Chemistry - DrBob222, Sunday, February 6, 2011 at 11:25pm
a). First, you omitted what you want t calculate!!!
.......CH3NH2 + HNO3 ==> CH3NH3^+ + NO3^-
mmoles CH3NH2 = 119.2 mL x 0.105 = ??
mmoles HNO3 = 49.1 x 0.255 = ??
Take a look at the numbers; I think the rounded numbers (to 3 s.f.) are equal and the pH (H^+) at the equivalence point is determined by the hydrolysis of the salt.
CH3NH3^+ + H2O ==> CH3NH2 + H3O^+
Ka = (Kw/Kb) = (H3O^+)(CH3NH2)/(CH3NH3^+)
(H3O^+) = (CH3NH2) = x
(CH3NH3^+) = moles HNO3/total mL OR moles CH3NH2/total mL.

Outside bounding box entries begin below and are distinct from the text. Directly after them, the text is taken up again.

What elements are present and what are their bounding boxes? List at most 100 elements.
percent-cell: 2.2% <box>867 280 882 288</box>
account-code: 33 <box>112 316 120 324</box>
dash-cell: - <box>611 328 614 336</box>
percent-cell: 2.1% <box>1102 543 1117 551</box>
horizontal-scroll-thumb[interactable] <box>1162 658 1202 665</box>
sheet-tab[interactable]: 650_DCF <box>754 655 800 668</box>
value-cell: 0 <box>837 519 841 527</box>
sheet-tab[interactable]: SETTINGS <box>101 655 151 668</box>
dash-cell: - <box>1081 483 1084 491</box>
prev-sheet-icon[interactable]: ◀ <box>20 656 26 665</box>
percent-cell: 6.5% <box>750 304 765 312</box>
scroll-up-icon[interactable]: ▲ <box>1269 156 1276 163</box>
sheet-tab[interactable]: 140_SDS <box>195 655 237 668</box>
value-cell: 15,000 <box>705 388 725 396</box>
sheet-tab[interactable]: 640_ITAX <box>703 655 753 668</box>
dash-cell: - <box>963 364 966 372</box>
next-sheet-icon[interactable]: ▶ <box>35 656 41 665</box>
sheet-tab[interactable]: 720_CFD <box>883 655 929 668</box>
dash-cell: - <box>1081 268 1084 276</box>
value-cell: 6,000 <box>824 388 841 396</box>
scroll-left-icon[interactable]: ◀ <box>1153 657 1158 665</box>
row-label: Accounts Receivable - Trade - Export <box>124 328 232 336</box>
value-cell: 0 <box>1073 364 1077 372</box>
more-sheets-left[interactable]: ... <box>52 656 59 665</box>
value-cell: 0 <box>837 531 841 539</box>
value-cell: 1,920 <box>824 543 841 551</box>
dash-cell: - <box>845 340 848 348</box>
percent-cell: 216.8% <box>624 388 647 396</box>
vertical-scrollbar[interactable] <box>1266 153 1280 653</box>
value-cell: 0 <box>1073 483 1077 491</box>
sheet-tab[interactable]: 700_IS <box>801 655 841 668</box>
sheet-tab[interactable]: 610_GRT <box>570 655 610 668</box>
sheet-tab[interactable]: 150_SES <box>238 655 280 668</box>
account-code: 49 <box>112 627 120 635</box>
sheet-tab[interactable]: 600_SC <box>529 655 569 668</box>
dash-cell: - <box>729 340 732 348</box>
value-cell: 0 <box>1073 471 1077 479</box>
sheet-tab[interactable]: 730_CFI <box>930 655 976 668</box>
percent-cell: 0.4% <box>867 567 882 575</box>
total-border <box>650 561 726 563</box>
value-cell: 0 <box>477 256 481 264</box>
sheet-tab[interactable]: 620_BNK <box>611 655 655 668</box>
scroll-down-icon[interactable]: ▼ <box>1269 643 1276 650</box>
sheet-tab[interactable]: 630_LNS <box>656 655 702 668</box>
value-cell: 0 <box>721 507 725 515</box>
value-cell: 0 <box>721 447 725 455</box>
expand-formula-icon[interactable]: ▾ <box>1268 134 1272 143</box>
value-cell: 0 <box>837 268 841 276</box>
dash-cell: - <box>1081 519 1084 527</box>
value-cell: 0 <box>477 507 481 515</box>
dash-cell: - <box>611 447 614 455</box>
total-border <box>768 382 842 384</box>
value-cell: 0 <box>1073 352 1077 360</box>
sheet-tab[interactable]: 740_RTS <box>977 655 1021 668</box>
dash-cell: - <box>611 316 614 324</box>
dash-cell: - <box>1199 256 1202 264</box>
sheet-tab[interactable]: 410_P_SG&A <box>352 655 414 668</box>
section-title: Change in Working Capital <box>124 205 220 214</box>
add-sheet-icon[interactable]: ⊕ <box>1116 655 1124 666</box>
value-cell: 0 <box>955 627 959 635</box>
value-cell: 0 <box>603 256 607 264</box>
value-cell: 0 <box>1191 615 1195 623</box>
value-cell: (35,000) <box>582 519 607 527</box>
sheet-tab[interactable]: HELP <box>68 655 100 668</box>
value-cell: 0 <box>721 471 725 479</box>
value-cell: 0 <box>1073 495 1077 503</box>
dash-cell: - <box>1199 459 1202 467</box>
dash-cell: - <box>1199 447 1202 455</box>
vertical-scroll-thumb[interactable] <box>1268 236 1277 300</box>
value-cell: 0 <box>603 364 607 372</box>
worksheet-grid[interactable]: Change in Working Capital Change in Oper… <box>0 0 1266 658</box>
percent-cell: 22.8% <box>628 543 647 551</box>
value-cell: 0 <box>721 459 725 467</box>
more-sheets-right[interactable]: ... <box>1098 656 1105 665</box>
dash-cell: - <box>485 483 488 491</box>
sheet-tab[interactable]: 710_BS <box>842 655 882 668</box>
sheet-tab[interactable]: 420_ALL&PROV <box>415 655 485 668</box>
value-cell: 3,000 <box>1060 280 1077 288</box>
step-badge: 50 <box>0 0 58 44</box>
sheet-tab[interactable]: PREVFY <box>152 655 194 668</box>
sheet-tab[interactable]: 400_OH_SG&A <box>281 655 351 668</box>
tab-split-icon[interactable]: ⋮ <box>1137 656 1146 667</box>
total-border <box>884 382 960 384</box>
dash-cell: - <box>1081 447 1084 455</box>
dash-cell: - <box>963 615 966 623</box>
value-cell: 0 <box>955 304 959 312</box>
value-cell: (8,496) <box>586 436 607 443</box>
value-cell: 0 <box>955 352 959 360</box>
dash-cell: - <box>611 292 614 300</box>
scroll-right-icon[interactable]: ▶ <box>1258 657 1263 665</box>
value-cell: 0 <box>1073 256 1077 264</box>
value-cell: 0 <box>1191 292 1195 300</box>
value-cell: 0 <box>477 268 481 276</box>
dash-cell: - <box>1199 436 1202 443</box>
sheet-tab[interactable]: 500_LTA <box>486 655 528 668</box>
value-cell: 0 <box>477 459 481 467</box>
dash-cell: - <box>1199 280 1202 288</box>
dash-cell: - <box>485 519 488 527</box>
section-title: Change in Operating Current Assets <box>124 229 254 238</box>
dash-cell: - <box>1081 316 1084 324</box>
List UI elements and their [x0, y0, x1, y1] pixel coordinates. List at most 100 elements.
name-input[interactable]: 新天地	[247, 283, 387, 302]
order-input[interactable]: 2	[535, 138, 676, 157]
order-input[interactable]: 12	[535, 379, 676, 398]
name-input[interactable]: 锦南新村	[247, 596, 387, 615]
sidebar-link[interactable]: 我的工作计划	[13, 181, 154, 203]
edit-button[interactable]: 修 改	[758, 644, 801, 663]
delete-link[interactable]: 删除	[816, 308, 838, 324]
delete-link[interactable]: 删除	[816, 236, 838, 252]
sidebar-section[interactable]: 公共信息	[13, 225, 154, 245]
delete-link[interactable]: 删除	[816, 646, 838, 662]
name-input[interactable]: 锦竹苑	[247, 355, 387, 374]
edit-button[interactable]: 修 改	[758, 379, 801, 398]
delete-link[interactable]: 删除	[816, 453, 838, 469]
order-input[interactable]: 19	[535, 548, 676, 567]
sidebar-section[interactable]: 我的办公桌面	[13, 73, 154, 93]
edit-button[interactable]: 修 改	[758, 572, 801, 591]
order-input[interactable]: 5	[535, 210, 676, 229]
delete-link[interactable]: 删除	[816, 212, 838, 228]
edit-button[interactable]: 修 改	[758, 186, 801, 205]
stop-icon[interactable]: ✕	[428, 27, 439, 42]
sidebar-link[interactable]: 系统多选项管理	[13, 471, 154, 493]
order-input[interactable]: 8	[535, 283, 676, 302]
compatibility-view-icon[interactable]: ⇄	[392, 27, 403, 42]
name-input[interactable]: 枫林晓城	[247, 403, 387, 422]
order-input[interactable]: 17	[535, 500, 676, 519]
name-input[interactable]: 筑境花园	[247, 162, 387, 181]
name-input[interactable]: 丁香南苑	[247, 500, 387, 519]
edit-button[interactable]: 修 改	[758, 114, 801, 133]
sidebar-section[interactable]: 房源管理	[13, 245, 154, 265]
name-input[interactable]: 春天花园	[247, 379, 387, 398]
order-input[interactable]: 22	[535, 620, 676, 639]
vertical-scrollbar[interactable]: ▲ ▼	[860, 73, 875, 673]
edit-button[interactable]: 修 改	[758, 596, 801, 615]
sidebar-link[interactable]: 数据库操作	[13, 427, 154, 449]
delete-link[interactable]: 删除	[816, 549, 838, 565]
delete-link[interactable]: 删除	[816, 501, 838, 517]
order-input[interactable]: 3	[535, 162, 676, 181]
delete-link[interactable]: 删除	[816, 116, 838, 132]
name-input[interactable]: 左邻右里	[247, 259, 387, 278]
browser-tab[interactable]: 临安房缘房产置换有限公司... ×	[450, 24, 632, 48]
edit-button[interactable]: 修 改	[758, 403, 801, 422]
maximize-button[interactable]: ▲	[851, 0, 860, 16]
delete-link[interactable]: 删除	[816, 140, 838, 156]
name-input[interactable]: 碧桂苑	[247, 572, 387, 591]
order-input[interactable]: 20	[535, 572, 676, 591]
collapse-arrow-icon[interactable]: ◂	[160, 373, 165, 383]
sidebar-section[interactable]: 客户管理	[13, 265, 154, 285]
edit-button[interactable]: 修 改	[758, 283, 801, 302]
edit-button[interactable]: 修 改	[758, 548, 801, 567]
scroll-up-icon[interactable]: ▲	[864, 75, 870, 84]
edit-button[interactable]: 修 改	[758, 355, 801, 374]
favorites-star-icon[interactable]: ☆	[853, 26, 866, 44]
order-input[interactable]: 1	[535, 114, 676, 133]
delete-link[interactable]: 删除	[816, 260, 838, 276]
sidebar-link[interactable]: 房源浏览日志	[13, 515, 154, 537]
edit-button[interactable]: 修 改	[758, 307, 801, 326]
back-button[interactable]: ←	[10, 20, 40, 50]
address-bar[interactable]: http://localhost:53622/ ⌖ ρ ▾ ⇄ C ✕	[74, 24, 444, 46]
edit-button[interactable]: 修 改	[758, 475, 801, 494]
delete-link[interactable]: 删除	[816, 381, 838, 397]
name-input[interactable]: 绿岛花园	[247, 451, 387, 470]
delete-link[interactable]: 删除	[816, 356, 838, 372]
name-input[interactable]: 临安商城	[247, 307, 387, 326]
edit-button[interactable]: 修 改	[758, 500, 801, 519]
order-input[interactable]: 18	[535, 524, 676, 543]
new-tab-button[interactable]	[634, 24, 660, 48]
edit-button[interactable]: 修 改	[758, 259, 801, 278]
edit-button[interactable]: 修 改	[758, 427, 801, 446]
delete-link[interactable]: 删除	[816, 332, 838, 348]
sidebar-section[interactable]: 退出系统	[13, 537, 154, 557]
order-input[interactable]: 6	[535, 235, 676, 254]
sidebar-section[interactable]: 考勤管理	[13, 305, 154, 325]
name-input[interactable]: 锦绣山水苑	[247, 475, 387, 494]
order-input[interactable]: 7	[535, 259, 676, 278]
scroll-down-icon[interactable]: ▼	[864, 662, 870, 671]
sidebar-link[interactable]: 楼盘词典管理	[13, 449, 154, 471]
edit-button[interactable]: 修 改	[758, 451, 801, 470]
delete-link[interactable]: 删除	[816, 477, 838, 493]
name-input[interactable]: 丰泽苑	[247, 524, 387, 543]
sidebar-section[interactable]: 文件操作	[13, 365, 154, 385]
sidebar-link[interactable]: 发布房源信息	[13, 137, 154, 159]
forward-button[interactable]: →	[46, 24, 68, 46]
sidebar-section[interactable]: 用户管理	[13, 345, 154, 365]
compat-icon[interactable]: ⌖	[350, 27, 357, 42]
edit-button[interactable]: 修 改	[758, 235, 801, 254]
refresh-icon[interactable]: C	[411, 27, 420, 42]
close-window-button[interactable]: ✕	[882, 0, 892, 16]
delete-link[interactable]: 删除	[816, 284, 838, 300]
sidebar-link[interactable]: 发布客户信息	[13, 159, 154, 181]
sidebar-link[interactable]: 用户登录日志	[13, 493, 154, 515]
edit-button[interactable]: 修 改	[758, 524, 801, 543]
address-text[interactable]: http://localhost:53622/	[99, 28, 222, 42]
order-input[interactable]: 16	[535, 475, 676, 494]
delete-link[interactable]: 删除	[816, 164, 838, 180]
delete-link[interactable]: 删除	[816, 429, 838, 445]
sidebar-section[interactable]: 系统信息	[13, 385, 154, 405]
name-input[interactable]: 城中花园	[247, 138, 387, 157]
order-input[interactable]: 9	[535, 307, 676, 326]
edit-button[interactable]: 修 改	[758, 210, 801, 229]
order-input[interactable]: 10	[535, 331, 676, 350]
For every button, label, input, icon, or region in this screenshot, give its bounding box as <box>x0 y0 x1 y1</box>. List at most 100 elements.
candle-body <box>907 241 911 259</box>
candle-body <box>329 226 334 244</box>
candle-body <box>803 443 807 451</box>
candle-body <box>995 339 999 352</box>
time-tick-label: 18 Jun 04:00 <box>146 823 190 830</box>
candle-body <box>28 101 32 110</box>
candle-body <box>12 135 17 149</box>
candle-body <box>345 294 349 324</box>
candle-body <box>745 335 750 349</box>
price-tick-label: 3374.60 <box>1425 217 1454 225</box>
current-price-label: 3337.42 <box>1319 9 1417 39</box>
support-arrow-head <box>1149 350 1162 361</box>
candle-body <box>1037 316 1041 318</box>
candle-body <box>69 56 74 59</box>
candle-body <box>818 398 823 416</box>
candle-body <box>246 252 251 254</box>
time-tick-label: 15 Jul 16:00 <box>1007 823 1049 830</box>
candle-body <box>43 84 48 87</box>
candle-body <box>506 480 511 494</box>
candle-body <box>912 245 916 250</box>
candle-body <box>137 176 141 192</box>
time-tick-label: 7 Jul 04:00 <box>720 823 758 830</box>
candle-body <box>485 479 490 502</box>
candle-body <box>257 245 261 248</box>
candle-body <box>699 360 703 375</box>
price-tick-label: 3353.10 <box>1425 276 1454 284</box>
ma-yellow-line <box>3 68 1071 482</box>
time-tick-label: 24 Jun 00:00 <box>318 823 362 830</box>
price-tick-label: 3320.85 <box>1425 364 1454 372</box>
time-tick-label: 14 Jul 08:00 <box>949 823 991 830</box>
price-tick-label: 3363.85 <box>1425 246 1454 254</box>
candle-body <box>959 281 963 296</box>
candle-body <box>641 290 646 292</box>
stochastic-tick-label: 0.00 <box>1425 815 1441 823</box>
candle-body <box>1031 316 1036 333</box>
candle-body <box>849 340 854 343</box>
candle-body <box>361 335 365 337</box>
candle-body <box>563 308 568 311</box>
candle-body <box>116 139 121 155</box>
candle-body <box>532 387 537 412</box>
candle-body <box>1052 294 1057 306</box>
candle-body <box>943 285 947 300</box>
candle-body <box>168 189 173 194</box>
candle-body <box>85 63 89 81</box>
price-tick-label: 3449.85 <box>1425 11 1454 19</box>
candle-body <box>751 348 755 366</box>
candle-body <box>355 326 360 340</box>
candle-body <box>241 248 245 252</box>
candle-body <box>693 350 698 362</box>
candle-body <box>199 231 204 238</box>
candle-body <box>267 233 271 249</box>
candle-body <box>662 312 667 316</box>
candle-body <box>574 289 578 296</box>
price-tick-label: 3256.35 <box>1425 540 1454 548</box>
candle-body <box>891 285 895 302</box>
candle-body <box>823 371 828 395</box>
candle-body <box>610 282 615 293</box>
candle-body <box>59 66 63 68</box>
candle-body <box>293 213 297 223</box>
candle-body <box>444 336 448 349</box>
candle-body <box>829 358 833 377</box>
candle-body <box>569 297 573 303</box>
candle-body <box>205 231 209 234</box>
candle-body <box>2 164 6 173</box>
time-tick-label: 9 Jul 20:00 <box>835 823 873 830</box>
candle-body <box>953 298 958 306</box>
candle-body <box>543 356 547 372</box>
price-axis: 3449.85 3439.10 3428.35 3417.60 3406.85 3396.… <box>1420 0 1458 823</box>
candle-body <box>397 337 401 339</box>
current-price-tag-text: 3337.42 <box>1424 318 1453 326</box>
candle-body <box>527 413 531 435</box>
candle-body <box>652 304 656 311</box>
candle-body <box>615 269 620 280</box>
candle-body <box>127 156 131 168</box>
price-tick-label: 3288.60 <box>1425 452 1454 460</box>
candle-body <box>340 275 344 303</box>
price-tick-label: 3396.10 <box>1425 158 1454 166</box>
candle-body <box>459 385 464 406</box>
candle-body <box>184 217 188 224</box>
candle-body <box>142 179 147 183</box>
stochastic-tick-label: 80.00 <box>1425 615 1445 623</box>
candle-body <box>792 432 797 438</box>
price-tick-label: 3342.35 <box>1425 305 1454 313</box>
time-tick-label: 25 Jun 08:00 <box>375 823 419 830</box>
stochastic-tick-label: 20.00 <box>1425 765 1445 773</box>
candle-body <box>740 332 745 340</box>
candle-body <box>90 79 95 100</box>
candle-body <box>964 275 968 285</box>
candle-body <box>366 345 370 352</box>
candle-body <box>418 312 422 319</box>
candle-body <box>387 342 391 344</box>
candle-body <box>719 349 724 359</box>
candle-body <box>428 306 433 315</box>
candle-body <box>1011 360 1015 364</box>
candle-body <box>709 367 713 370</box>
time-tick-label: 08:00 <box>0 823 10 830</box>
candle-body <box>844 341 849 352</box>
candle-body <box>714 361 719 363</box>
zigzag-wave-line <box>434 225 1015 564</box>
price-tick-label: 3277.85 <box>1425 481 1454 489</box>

b. 73.6 mL HNO3 is FAR past the equivalencae point; therefore, the pH at that point is determined by the excess HNO3. Use mmoles HNO3 - mmoles CH3NH2 = mmoles HNO3. Divide that by mL for final (HNO3) and calculate pH or whatever you want.